Bella apenas me beijou superficialmente, ela traçou minhas bochechas. “Quer falar alguma coisa comigo? Você disse que queria conversar comigo mais tarde.”
“É um medo bobo!” Falei simplesmente, os olhos de Bella estreitaram para os meus, me fazendo continuar.
“Uh, eu tenho medo de estar de privando das coisas que você gosta de fazer.” Coloquei brevemente. “Agora não tem ninguém te controlando, te obrigando. Agora você pode recuperar o tempo perdido, eu tenho medo de estar tirando isso de você.”
“Edward, não fale besteiras! Você não percebeu até agora que você é a coisa mais importante para mim, eu quero tudo com você!” Bella disse séria, convicta.
“Eu sei que eu perdi longos quatro anos, mas eu não me importo em recuperá-los com você ao meu lado.

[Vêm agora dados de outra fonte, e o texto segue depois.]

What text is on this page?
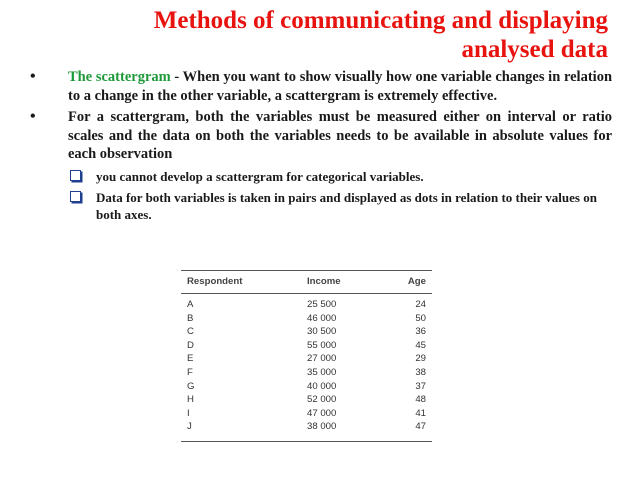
Methods of communicating and displaying
analysed data
• The scattergram - When you want to show visually how one variable changes in relation to a change in the other variable, a scattergram is extremely effective.
• For a scattergram, both the variables must be measured either on interval or ratio scales and the data on both the variables needs to be available in absolute values for each observation
you cannot develop a scattergram for categorical variables.
Data for both variables is taken in pairs and displayed as dots in relation to their values on both axes.
Respondent	Income	Age
A	25 500	24
B	46 000	50
C	30 500	36
D	55 000	45
E	27 000	29
F	35 000	38
G	40 000	37
H	52 000	48
I	47 000	41
J	38 000	47
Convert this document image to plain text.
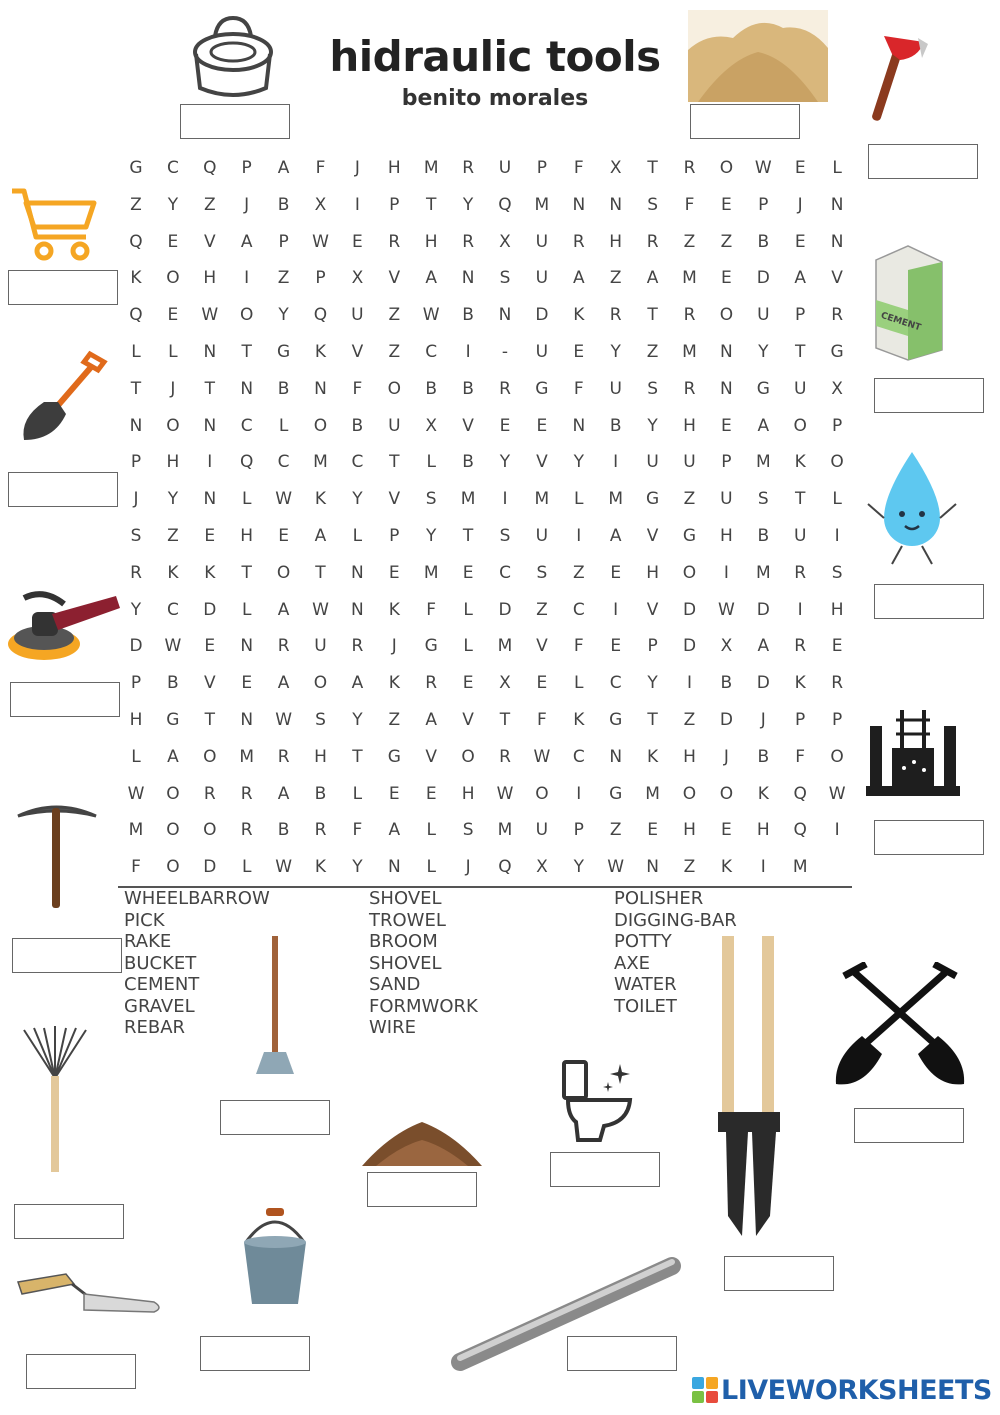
hidraulic tools
benito morales
G	C	Q	P	A	F	J	H	M	R	U	P	F	X	T	R	O	W	E	L
Z	Y	Z	J	B	X	I	P	T	Y	Q	M	N	N	S	F	E	P	J	N
Q	E	V	A	P	W	E	R	H	R	X	U	R	H	R	Z	Z	B	E	N
K	O	H	I	Z	P	X	V	A	N	S	U	A	Z	A	M	E	D	A	V
Q	E	W	O	Y	Q	U	Z	W	B	N	D	K	R	T	R	O	U	P	R
L	L	N	T	G	K	V	Z	C	I	-	U	E	Y	Z	M	N	Y	T	G
T	J	T	N	B	N	F	O	B	B	R	G	F	U	S	R	N	G	U	X
N	O	N	C	L	O	B	U	X	V	E	E	N	B	Y	H	E	A	O	P
P	H	I	Q	C	M	C	T	L	B	Y	V	Y	I	U	U	P	M	K	O
J	Y	N	L	W	K	Y	V	S	M	I	M	L	M	G	Z	U	S	T	L
S	Z	E	H	E	A	L	P	Y	T	S	U	I	A	V	G	H	B	U	I
R	K	K	T	O	T	N	E	M	E	C	S	Z	E	H	O	I	M	R	S
Y	C	D	L	A	W	N	K	F	L	D	Z	C	I	V	D	W	D	I	H
D	W	E	N	R	U	R	J	G	L	M	V	F	E	P	D	X	A	R	E
P	B	V	E	A	O	A	K	R	E	X	E	L	C	Y	I	B	D	K	R
H	G	T	N	W	S	Y	Z	A	V	T	F	K	G	T	Z	D	J	P	P
L	A	O	M	R	H	T	G	V	O	R	W	C	N	K	H	J	B	F	O
W	O	R	R	A	B	L	E	E	H	W	O	I	G	M	O	O	K	Q	W
M	O	O	R	B	R	F	A	L	S	M	U	P	Z	E	H	E	H	Q	I
F	O	D	L	W	K	Y	N	L	J	Q	X	Y	W	N	Z	K	I	M
WHEELBARROW
PICK
RAKE
BUCKET
CEMENT
GRAVEL
REBAR
SHOVEL
TROWEL
BROOM
SHOVEL
SAND
FORMWORK
WIRE
POLISHER
DIGGING-BAR
POTTY
AXE
WATER
TOILET
CEMENT
LIVEWORKSHEETS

A gente pode fazer um tanto de coisas juntos.” Ela continuou com os olhos presos nos meus.
“Olhe, nós podemos viajar nos finais de semana, ir aos shows de nossas bandas prediletas, afinal nos estamos em Nova Iorque! Assistir partidas dos Yankees...” A voz dela veio cheia de energia, eu me contagiei com tanta animação.

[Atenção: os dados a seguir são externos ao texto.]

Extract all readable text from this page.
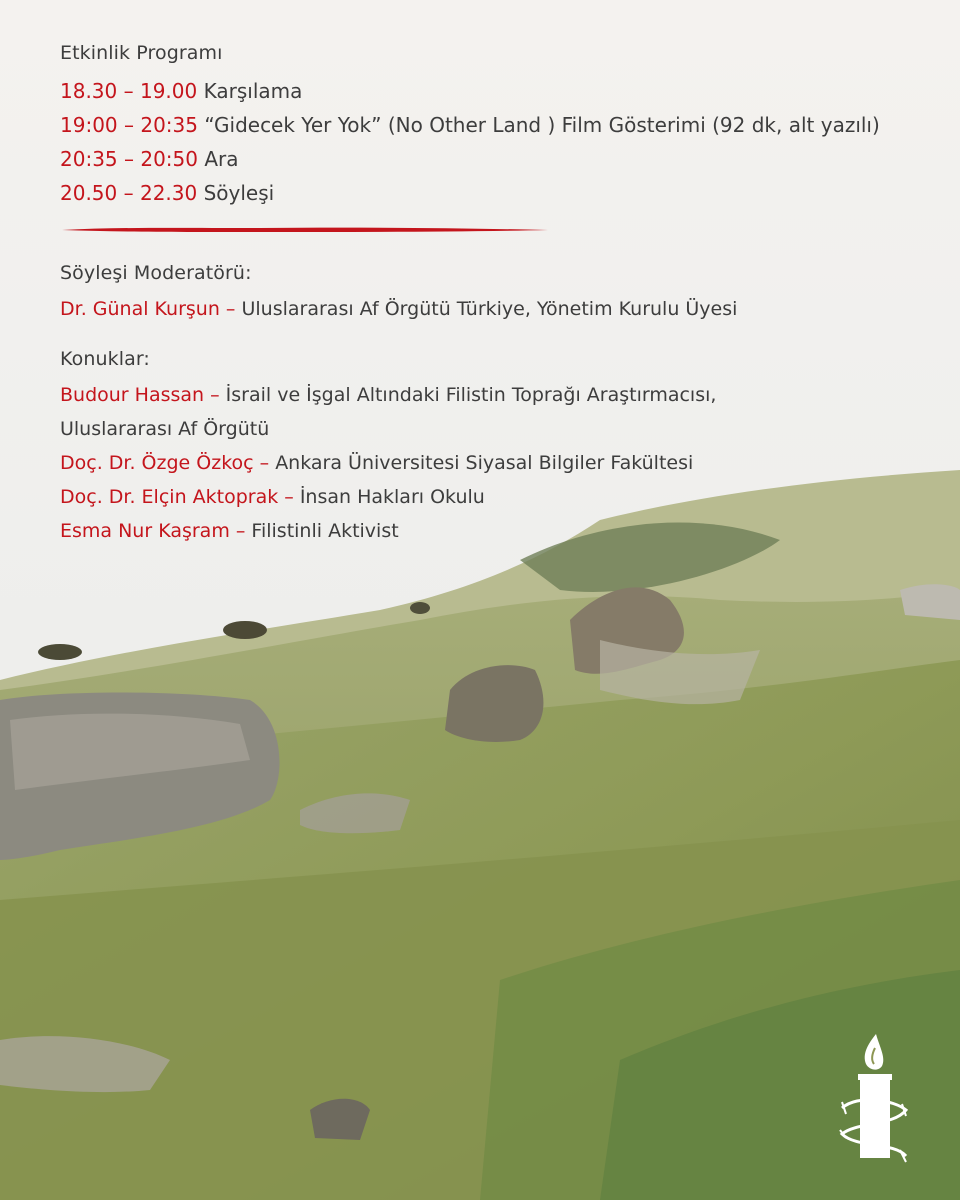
Etkinlik Programı

18.30 – 19.00 Karşılama
19:00 – 20:35 “Gidecek Yer Yok” (No Other Land ) Film Gösterimi (92 dk, alt yazılı)
20:35 – 20:50 Ara
20.50 – 22.30 Söyleşi

Söyleşi Moderatörü:

Dr. Günal Kurşun – Uluslararası Af Örgütü Türkiye, Yönetim Kurulu Üyesi

Konuklar:

Budour Hassan – İsrail ve İşgal Altındaki Filistin Toprağı Araştırmacısı,
Uluslararası Af Örgütü
Doç. Dr. Özge Özkoç – Ankara Üniversitesi Siyasal Bilgiler Fakültesi
Doç. Dr. Elçin Aktoprak – İnsan Hakları Okulu
Esma Nur Kaşram – Filistinli Aktivist
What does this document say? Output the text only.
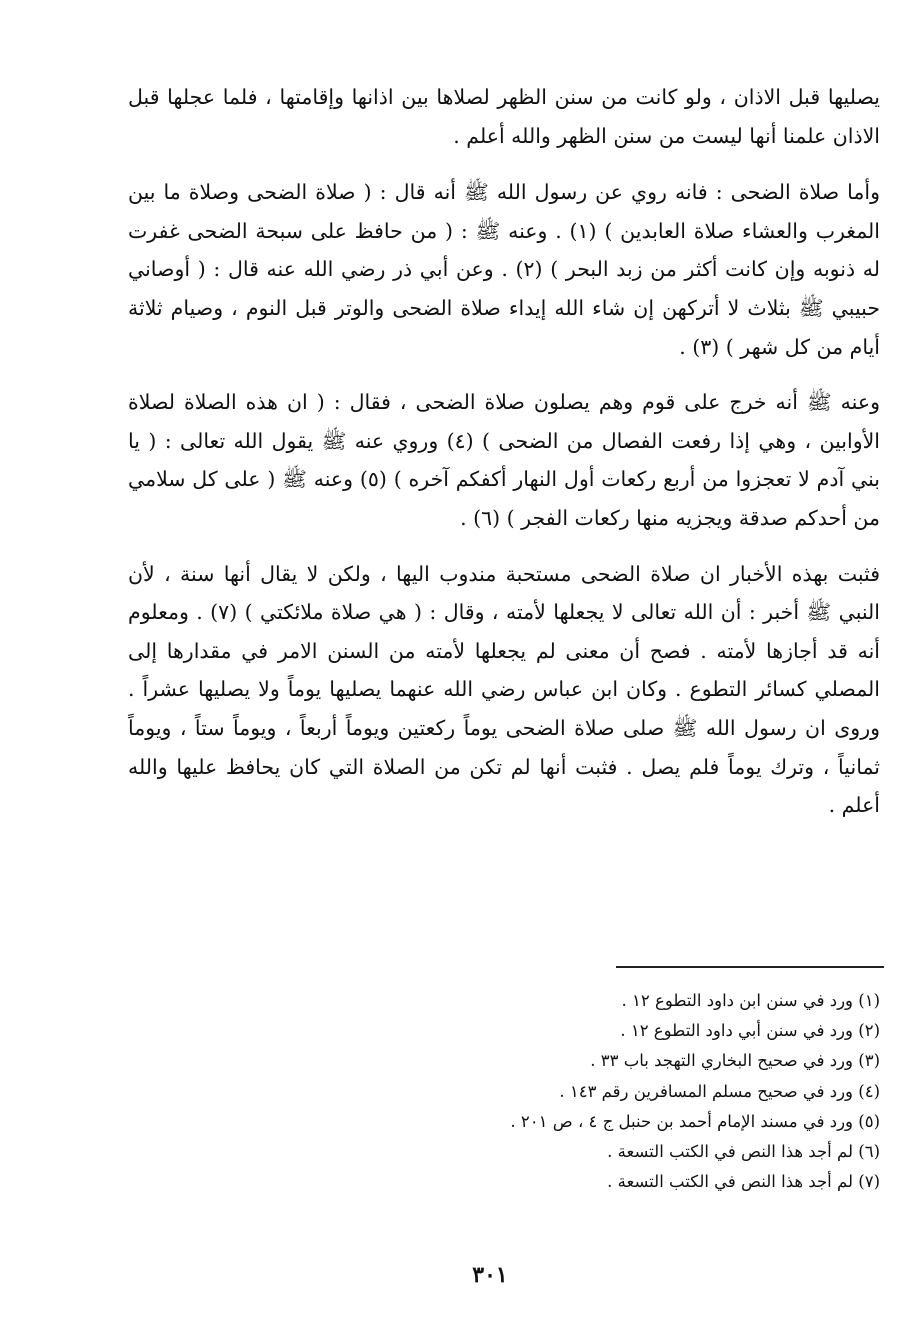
يصليها قبل الاذان ، ولو كانت من سنن الظهر لصلاها بين اذانها وإقامتها ، فلما عجلها قبل الاذان علمنا أنها ليست من سنن الظهر والله أعلم .

وأما صلاة الضحى : فانه روي عن رسول الله ﷺ أنه قال : ( صلاة الضحى وصلاة ما بين المغرب والعشاء صلاة العابدين ) (١) . وعنه ﷺ : ( من حافظ على سبحة الضحى غفرت له ذنوبه وإن كانت أكثر من زبد البحر ) (٢) . وعن أبي ذر رضي الله عنه قال : ( أوصاني حبيبي ﷺ بثلاث لا أتركهن إن شاء الله إيداء صلاة الضحى والوتر قبل النوم ، وصيام ثلاثة أيام من كل شهر ) (٣) .

وعنه ﷺ أنه خرج على قوم وهم يصلون صلاة الضحى ، فقال : ( ان هذه الصلاة لصلاة الأوابين ، وهي إذا رفعت الفصال من الضحى ) (٤) وروي عنه ﷺ يقول الله تعالى : ( يا بني آدم لا تعجزوا من أربع ركعات أول النهار أكفكم آخره ) (٥) وعنه ﷺ ( على كل سلامي من أحدكم صدقة ويجزيه منها ركعات الفجر ) (٦) .

فثبت بهذه الأخبار ان صلاة الضحى مستحبة مندوب اليها ، ولكن لا يقال أنها سنة ، لأن النبي ﷺ أخبر : أن الله تعالى لا يجعلها لأمته ، وقال : ( هي صلاة ملائكتي ) (٧) . ومعلوم أنه قد أجازها لأمته . فصح أن معنى لم يجعلها لأمته من السنن الامر في مقدارها إلى المصلي كسائر التطوع . وكان ابن عباس رضي الله عنهما يصليها يوماً ولا يصليها عشراً . وروى ان رسول الله ﷺ صلى صلاة الضحى يوماً ركعتين ويوماً أربعاً ، ويوماً ستاً ، ويوماً ثمانياً ، وترك يوماً فلم يصل . فثبت أنها لم تكن من الصلاة التي كان يحافظ عليها والله أعلم .

(١) ورد في سنن ابن داود التطوع ١٢ .
(٢) ورد في سنن أبي داود التطوع ١٢ .
(٣) ورد في صحيح البخاري التهجد باب ٣٣ .
(٤) ورد في صحيح مسلم المسافرين رقم ١٤٣ .
(٥) ورد في مسند الإمام أحمد بن حنبل ج ٤ ، ص ٢٠١ .
(٦) لم أجد هذا النص في الكتب التسعة .
(٧) لم أجد هذا النص في الكتب التسعة .
٣٠١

“Eventualmente, eu vou querer sair com Alice e Rose, mas isso é normal, certo?” Ela me perguntou sorrindo.
“Eventualmente, eu vou querer beber com Emmett e Jasper!” Usei o mesmo argumento que era perfeitamente aceitável, eu sabia que Bella adorava as conversas de meninas que ela sempre dividia com Rose e Alice.
“Está vendo, não precisa ter medo, Edward!” Bella me deu um selinho demorado. “Nós somos uma ótima dupla.”
“Dupla?” Perguntei com falsa carranca.
“Um ótimo casal, melhor assim?” Ela propôs sorrindo amplamente.
“Bem melhor!” Beijei-a delicadamente. “Vou escovar meu dentes, sim?”

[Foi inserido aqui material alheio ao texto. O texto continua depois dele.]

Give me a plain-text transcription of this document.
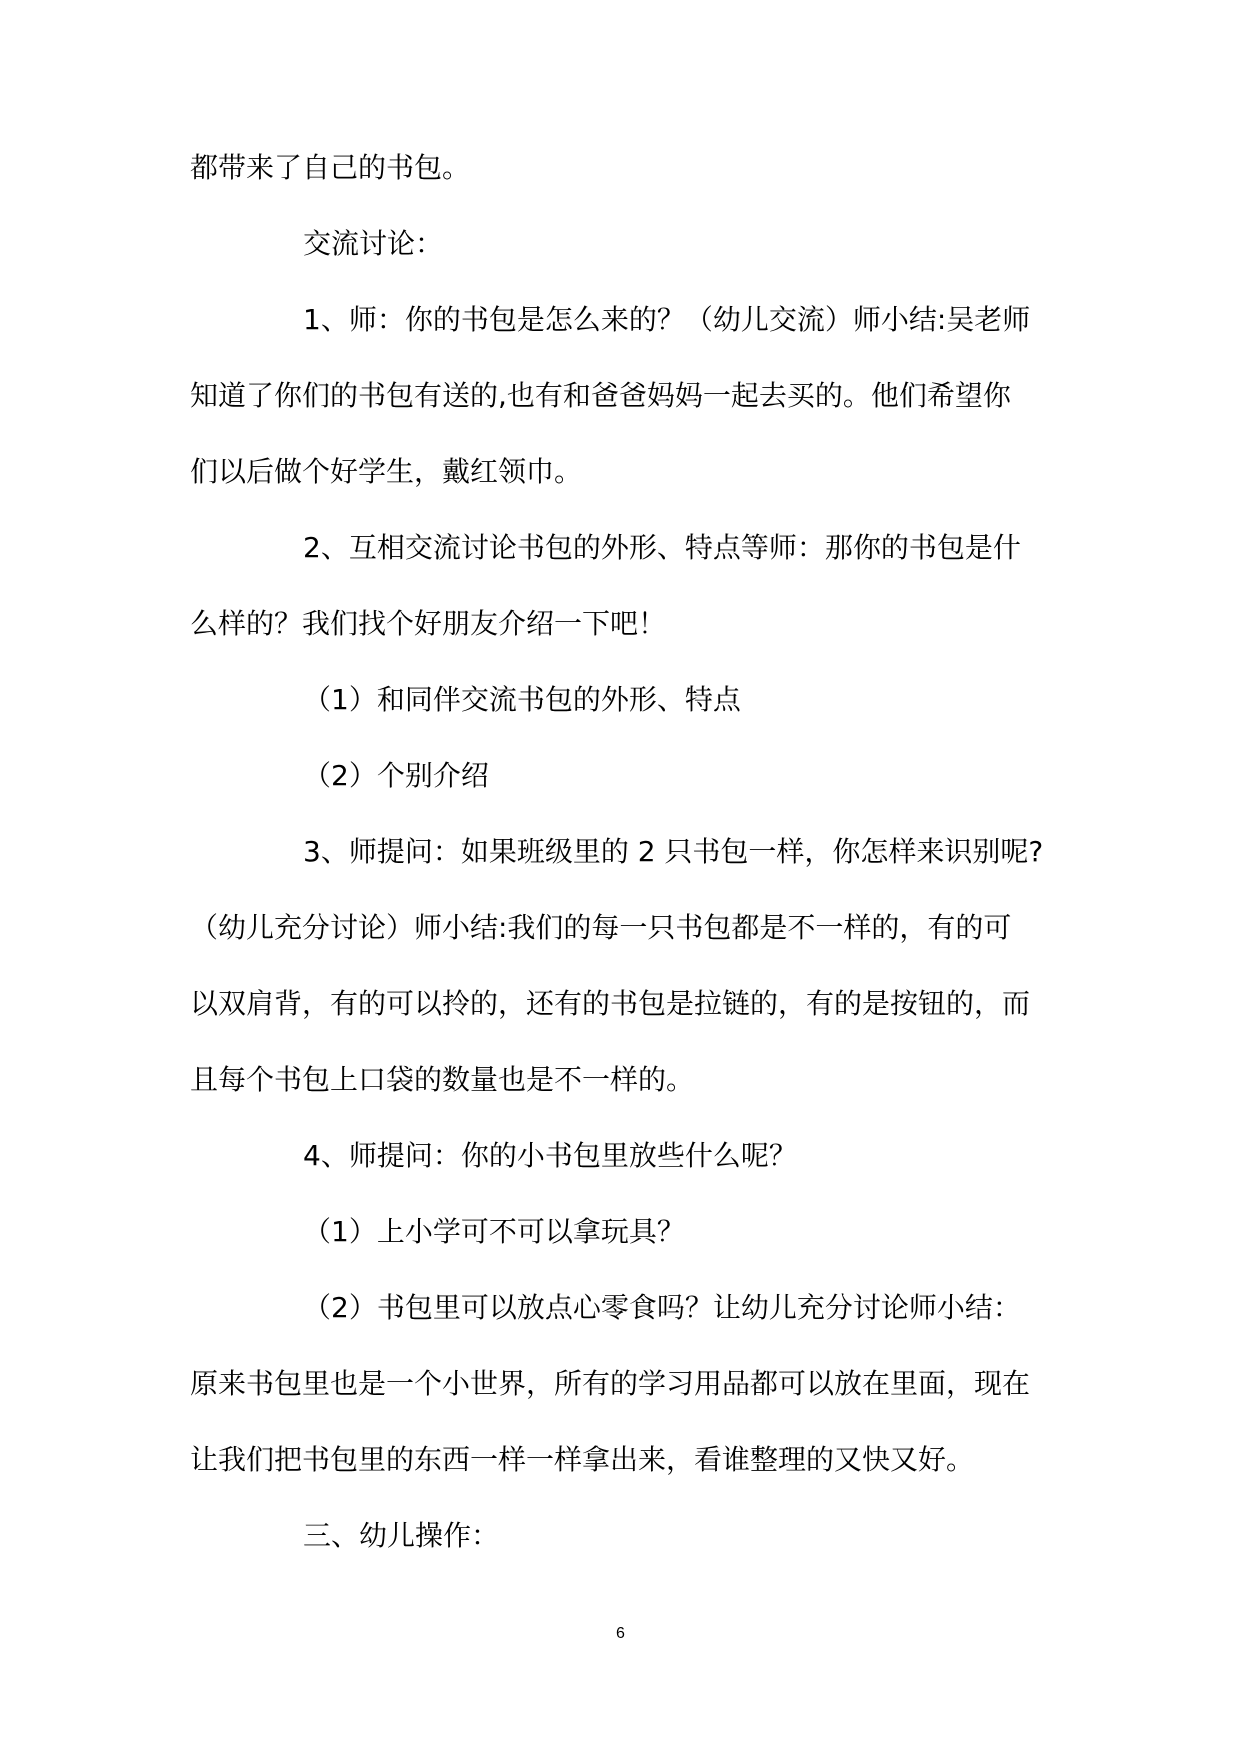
都带来了自己的书包。
交流讨论：
1、师：你的书包是怎么来的？（幼儿交流）师小结:吴老师
知道了你们的书包有送的,也有和爸爸妈妈一起去买的。他们希望你
们以后做个好学生，戴红领巾。
2、互相交流讨论书包的外形、特点等师：那你的书包是什
么样的？我们找个好朋友介绍一下吧！
（1）和同伴交流书包的外形、特点
（2）个别介绍
3、师提问：如果班级里的 2 只书包一样，你怎样来识别呢?
（幼儿充分讨论）师小结:我们的每一只书包都是不一样的，有的可
以双肩背，有的可以拎的，还有的书包是拉链的，有的是按钮的，而
且每个书包上口袋的数量也是不一样的。
4、师提问：你的小书包里放些什么呢？
（1）上小学可不可以拿玩具？
（2）书包里可以放点心零食吗？让幼儿充分讨论师小结：
原来书包里也是一个小世界，所有的学习用品都可以放在里面，现在
让我们把书包里的东西一样一样拿出来，看谁整理的又快又好。
三、幼儿操作：
6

Sai da cama logo depois, segui para o banheiro. Escovei meus dentes e tirei as lentes, Bella estacionou ao meu lado em frente ao espelho. Ela arrumou os cabelos no alto da cabeça.
“Eu não sei se tem escova de dente sobrando...” Falei enquanto olhava as gavetas, mas não existia nenhum rastro de escova de dente nelas.
“Eu uso a sua, não ligo!” Bella disse assim que os cabelos pararam de cair sobre os olhos dela.
Eu sorri por Bella ser tão perfeita. Por ela não ter nojo em usar minha escova, por ela usar minhas roupas velhas, por ela não me achar ridículo por eu usar calça de moletom com elástico relaxado.
“Pensando em quê?” Bella perguntou e pegou a escova de minhas mãos.
“Você é perfeita, só isso!” Falei, meu tom era orgulhoso.

Esperei ela terminar de escovar os dentes, Bella deu uma última olhada no espelho e passou pela porta. Uma vontade súbita de carregá-la me acometeu. Eu a peguei em meus braços. Bella sorriu assustada, eu a ergui até a altura do meu quadril. Nós dois caímos na cama, meu riso causou risadas em Bella também.
“Posso te pedir uma coisa?” Ela perguntou com as bochechas coradas, linda pra caralho.
“Sempre!” Falei e esperei o pedido.
“Promete sempre me fazer sorrir, me surpreender? Eu quero que nosso namoro nunca esfrie, sim?” Bella disse meio séria.
Eu acataria qualquer pedido dela, eu queria muito aquilo também. Bella continuou, os olhos marrons estavam cheios de planos. “Eu quero que nossos beijos sempre sejam quentes e com língua!” Ela me beijou demoradamente, a língua brincou com meus lábios.
Bella corou um pouquinho. “Eu quero sempre parar na mesma cama que você, fazer você se sentir bem...”
Eu pisquei para ela, eu a amava demais. Eu poderia ver nosso futuro, parecia tão certo nós ficarmos juntos. “Eu prometo!”
Recebi um par de olhos brilhando, eu nos posicionei na cama, dividindo o mesmo travesseiro. “Com sono?”
“Um pouquinho!” Bella disse baixo e se aconchegou a mim. “Um pouco de frio também!”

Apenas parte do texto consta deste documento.